Sugar Content in Musts Using Refractometry

% Succrose (m/m)	Index of refraction at 20°C	Density at 20°C	Sugars in g/l	Sugars in g/kg

TABLE 2

Correction of the Conventional Sugar Mass Titer as a Function of Temperature

Mass Titer Measured in %

(N.B. : In the French original reproduced here, commas should be replaced with decimal points)

TABLE 3

Conductivity Corrections for Temperatures Other Than 20^oC in μ siemens/cm^-1

(1) Subtract the correction

(2) Add the correction

(N.B. : In the French original reproduced here, commas should be read as decimal points.

ANNEX II (sugars)

CONDUCTIVITY

1.      APPARATUS

Conductometer allowing measurement in the range of 1-1000 micro-Siemens per cm.

2.      EQUIPMENT

200 ml volumetric flasks

Water bath to bring samples to a temperature of 20 °C

3.      REAGENTS

Water: specific conductivity should be less than 2 micro-Siemens per cm

KCl reference solution (R)

4.      WORKING METHOD

Bring the solution to be analyzed to a temperature of 20 °C by immersing it in the water bath.  Wash the measurement cells of the conductometer twice with the solution to be tested.  Measure conductivity expressed in micro-Siemens per cm at 20 ± 0.1 °C.

5.      CALCULATION

5.1.      Temperature Correction

If the apparatus is not equipped with a temperature compensator, correct conductivity using Table 3 (Annex 1 (sugars)).

If the temperature is below 20 °C, add the correction.

If the temperature is above 20 °C, subtract the correction.

5.2.      Water Correction

Subtract one-half of the conductivity, as measured in the water used for the dilution at a temperature of 20°C, from the conductivity of the prepared sample.

 ANNEX III (sugars)

SUCROSE DETERMINATION IN GRAPE SUGAR USING THIN LAYER CHROMATOGRAPHY

1.      Principle Underlying the Method

Sucrose is separated out from the other sugars using thin layer chromatography and is detected using urea/hydrochloric acid reagent.

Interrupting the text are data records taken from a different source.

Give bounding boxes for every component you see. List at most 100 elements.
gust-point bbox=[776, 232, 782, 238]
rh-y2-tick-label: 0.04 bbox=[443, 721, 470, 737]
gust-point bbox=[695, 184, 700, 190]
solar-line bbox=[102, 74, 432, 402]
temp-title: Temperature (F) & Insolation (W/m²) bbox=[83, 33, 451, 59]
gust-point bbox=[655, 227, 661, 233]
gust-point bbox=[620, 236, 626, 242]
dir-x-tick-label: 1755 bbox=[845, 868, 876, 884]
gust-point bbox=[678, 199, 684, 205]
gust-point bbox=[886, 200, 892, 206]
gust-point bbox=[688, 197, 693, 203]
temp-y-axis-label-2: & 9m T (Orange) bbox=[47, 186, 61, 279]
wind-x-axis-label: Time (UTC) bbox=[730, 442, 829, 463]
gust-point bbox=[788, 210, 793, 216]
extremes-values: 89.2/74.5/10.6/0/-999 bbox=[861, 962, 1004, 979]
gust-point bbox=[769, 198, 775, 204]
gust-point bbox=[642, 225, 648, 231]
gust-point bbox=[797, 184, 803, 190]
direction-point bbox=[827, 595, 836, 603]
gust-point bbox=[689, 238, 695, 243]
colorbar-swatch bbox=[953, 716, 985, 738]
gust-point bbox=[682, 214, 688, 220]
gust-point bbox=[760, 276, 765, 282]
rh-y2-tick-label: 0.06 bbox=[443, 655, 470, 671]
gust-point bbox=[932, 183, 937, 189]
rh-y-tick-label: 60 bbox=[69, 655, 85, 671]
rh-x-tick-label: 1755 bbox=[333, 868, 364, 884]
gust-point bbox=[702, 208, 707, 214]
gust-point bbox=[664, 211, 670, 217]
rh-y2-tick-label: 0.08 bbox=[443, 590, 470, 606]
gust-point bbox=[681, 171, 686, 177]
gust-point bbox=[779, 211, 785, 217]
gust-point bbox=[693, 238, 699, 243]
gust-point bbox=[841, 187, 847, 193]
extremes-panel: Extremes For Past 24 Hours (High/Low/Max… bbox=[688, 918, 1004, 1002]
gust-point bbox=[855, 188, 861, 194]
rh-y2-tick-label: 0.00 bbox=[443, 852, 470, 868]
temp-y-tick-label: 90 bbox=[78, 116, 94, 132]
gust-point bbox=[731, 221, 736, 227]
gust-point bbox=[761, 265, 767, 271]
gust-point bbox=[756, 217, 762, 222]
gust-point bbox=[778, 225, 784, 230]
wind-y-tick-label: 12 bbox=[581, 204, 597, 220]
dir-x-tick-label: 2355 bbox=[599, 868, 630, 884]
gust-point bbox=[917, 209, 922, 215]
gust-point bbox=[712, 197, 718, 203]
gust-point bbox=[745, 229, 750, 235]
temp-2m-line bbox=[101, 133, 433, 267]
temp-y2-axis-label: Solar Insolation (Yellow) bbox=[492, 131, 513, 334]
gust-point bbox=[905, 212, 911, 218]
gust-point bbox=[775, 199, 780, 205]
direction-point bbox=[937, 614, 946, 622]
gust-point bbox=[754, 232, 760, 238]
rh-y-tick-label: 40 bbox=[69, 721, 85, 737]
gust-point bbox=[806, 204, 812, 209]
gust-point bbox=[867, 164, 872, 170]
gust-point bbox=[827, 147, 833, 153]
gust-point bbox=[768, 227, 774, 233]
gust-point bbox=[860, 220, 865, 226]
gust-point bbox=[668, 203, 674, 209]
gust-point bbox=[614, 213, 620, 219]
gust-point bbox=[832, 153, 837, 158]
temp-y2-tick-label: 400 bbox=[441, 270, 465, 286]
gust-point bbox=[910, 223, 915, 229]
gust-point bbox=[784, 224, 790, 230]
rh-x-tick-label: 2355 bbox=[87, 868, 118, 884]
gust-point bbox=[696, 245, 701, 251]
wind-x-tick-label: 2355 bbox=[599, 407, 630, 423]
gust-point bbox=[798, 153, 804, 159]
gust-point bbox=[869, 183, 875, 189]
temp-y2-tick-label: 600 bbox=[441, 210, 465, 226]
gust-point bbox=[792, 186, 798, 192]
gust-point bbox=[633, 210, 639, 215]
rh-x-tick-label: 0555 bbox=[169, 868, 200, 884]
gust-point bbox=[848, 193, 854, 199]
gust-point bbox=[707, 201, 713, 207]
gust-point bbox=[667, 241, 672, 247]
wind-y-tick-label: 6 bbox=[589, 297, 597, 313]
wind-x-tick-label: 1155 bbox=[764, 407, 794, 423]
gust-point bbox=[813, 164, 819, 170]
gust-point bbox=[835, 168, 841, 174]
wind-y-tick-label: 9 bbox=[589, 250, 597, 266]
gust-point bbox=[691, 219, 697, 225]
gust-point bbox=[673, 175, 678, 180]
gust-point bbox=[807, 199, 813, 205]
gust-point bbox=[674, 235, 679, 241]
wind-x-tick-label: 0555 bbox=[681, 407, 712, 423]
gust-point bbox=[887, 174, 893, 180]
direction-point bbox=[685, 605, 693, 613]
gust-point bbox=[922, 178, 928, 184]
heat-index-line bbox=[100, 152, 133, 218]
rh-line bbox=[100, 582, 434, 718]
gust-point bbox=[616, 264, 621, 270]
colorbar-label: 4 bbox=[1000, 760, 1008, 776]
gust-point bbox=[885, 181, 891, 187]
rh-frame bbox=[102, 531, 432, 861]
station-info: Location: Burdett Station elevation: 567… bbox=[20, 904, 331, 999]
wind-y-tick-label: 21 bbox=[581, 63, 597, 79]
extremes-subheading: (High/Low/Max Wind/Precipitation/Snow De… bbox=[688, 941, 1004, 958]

2.      Equipment and Reagents

• Chromatographic plates covered with a thin layer of cellulose (thickness of 0.1 mm)
• Liquid phase: methylene chloride + acetic acid + ethanol + methanol + water (50 + 25 + 9 + 6 + 10)
• Developing  agent: urea: 5 g + 20 ml of 2M HCl + 100 ml ethanol
• Reference solution which contains the following per liter:

Glucose	160 g
Fructose	160 g
Sucrose	0.8 g

3.      Preparing the Sample

Use Principal Solution I (3.1.1) (200 g of grape increased to a volume of 500 ml with water).

4.      Chromatography

Place the following 2.5 cm from the lower edge the plate:

• 0.5 µl of the sample
• 0.5 µl of the reference solution

Place the plate in the chromatography tank saturated by steam from the liquid phase.  Let the liquid travel to a level 1 cm from the upper edge.  Remove the plate and dry under hot air.  Repeat this migration procedure twice, drying the plate each time.

Uniformly spray 15 ml of the developing agent over the plate and maintain at 100 °C in the oven for 5 minutes.

The sucrose and fructose will appear as orange stains.